The appeal of scholarship and the necessity of making a living led to my second musical career, that of university professor. I was a member of the music theory faculty at Louisiana State University in Baton Rouge for 17 years. During that time, my research focused largely on harmony, tonality, and form in late 19th-century music, concentrating mostly on the music of Brahms, Mahler, and Strauss. I published articles in several major scholarly journals, including Music Theory Spectrum, The Journal of Musicology, and 19th-Century Music; I was active in the Society for Music Theory, serving as the program chair for its 1996 National Meeting; and, I was a two-time fellow of the Mannes Institute for Advanced Studies in Music Theory in New York.

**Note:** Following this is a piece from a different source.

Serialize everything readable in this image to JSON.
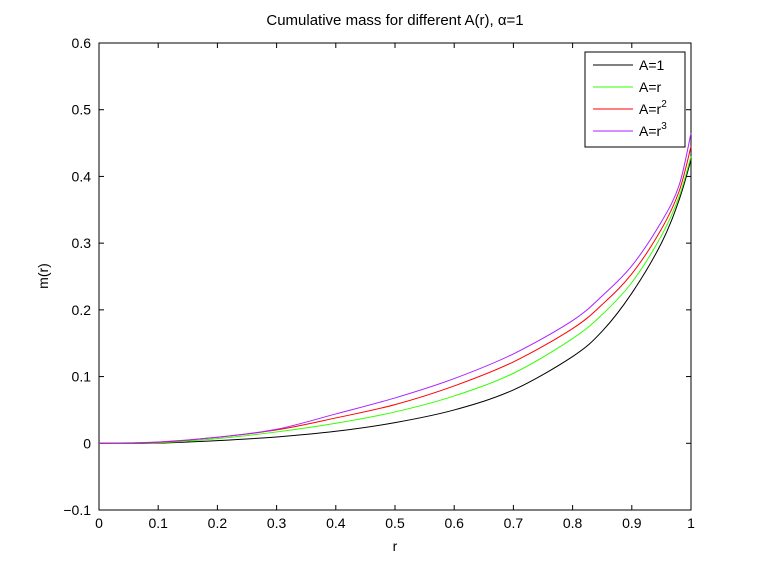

In 2005, after 17 years in academia, I decided that it was time to move on, and took early retirement. I am still constructing my third and final career, writing for Fanfare (and other venues when the attractive opportunity presents itself), producing a discography of the Philadelphia Orchestra that won the Association for Recorded Sound Collections research award in 2016, providing notes for CD sets on the Sony Classical and Eloquence labels, and reviving my record business, now as sole proprietor. I have developed a series of principles, “Kaplan’s Laws,” which have guided my behavior in my various yet related careers. They are constantly in a state of revision, but Kaplan’s Law for the free-lance performer is “Never admit you haven’t played something before.” For college professors, the Law is “When you assign something, remember who is going to have to grade it.” Laws applying to records include (1) “When you see it, buy it” (corollary: you will regret the records you didn’t buy much more than any that you did), and (2) “A man can never have too much shellac.”

I still live in Baton Rouge, with my wife Trish, a retired Human Services administrator, four cats, and 5,000 78s, 5,000 LPs, and 7500 CDs.